Other than encouraging your students to attend these events, I think a director/teacher should also consider what they would like a student to get out of a workshop/masterclass/clinic. Different musicians have certain specialities and focuses that they can offer, so if you have a choice in the individual, you should choose them based on the help that you think they can offer. As mentioned earlier, you may want to consider clinicians or teachers that focus on different musical aspects than you. Some different things can include Dalcroze Eurhythmics, anatomical aspects of playing, or even historical aspects of music. It all depends on what you might like your student to learn about. It can also be important to consider what your students are currently working on. It can be very helpful to pair stylistic choices with what the teacher/clinician specializes in, if they have one. One semester, my university had a surprise visit from a concert pianist who had a flair in Romantic era music. We quickly arranged an impromptu masterclass but the program we offered was not the best fit. Out of the three performing pianists, a fellow student and I only had a Baroque and Classical piece respectively, so we performed what we had for him. However, due to his specialty, he adviced us with various Romantic-era gestures for the music which made the music untrue to its respective stylistic eras, in my opinion. In fact, I was so confused since he offered such contrasting teachings than my professor who is highly focused on authenticities to styles. To me, I felt like I did not get much out of that masterclass since the advice was not really applicable to me. In a way, many aspects did not really work out for this masterclass but it was still a learning experience regardless.

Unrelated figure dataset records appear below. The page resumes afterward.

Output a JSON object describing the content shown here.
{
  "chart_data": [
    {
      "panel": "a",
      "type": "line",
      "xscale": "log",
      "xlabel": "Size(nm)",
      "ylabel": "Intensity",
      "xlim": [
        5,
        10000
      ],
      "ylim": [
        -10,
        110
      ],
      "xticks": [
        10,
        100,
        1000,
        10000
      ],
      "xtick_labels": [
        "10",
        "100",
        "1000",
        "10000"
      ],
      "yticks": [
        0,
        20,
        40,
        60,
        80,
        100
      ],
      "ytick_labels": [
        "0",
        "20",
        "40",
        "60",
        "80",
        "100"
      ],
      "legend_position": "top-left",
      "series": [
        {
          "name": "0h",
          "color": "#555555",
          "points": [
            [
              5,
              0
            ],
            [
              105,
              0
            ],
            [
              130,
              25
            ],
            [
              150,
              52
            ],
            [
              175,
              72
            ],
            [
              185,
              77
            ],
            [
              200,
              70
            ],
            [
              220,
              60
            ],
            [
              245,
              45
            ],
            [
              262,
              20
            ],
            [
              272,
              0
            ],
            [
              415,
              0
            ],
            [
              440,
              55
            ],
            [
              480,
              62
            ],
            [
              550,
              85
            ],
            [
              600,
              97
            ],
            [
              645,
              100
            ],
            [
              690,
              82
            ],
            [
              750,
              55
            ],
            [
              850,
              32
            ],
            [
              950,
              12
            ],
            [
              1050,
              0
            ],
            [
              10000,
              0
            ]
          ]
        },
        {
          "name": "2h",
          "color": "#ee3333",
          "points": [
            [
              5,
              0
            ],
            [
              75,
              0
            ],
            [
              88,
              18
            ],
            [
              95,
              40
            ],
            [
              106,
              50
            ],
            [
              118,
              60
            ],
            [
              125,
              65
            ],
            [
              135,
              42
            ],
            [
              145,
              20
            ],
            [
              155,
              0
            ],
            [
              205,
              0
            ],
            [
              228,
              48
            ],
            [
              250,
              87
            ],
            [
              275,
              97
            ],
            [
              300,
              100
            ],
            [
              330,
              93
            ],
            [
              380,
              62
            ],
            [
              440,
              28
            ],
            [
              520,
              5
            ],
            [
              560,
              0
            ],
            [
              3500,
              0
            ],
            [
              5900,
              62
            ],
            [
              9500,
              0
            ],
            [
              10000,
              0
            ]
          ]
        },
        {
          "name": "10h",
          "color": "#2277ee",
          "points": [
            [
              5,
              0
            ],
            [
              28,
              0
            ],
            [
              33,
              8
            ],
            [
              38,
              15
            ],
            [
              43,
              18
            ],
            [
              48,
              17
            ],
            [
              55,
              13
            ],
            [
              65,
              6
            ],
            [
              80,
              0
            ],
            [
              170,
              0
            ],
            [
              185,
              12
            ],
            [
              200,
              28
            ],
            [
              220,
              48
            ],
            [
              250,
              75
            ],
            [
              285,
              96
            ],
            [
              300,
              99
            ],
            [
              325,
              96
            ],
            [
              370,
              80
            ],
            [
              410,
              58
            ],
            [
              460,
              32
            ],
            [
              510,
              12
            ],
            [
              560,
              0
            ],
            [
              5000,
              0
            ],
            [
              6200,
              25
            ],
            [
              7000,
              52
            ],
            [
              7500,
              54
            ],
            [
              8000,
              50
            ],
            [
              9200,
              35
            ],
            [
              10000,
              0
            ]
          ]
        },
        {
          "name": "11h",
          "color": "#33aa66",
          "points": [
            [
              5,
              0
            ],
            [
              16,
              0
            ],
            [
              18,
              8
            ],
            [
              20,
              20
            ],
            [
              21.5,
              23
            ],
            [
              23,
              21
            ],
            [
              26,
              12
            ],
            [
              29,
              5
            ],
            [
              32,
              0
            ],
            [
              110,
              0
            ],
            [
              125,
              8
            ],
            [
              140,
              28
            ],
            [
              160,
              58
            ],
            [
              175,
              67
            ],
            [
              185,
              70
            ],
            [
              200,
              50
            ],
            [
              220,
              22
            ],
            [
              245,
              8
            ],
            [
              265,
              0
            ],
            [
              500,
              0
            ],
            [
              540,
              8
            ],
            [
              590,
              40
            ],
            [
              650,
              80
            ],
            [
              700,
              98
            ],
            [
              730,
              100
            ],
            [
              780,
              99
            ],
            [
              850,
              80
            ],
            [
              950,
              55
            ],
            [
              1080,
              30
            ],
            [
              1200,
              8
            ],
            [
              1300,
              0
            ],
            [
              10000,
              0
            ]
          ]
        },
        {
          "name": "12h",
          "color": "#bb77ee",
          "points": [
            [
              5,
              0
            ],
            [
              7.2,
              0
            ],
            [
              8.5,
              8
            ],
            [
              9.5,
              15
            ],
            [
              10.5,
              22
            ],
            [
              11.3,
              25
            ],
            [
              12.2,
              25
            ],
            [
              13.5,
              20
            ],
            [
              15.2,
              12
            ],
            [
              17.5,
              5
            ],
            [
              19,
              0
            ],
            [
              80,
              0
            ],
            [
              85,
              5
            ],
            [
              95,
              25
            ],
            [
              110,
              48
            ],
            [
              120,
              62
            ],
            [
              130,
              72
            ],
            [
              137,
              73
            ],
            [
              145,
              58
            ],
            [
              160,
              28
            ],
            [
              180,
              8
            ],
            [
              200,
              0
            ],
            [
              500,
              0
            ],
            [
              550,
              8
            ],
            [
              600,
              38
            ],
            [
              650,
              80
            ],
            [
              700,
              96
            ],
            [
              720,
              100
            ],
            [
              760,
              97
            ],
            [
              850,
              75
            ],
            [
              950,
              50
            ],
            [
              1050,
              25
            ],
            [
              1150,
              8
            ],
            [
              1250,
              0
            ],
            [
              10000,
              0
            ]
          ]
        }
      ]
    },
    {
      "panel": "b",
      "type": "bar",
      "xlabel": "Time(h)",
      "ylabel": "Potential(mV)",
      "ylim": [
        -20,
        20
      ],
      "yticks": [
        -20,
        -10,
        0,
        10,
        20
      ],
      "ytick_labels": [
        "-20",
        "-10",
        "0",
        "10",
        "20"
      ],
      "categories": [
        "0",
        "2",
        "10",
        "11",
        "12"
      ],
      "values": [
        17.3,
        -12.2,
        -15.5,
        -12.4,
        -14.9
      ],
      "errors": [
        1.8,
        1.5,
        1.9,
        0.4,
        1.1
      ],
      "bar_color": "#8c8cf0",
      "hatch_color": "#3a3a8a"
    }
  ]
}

Always Debrief After a Masterclass/Workshop/Clinic

Referring back to the story I just mentioned, a teacher’s debriefing is a very important closure to a masterclass/workshop/clinic. The debrief has many functions. It can be a time for students to ask questions that they did not have a chance to ask. Oftentimes, I find that I am more comfortable asking my teacher some questions instead of the masterclass or workshop instructor/clinician since I feel like some questions are not as relevant at the time or sometimes even dumb! The restriction of time during a session may also be a factor to consider. However, in cases like my story earlier, the debrief gives your students a chance to discuss any confusions they may have had during the session. This prevents them from learning wrong knowledge which could affect their playing later on. If your students have no questions, the debrief can still serve as a reminder to solidify what they have learnt in their experience. This is particularly important with ensembles since you must communicate what changes you may choose to adopt from the clinician.


As an educator, you should always encourage your students to take any masterclass/workshop opportunities that are offered to them, since these experiences are often once in a lifetime and will help them grow as musicians. Similarly, by informing your ensemble and preparing them for a clinic by creating a positive environment, your students will get the most out of the experience. You should also try to arrange suitable teachers if you have an option. And finally, after these experiences, you should always let your students discuss them with you so that they can clarify any uncertainties they may have and solidify their knowledge. As long as you help your students throughout this entire process, they are sure to get as much of it as they can!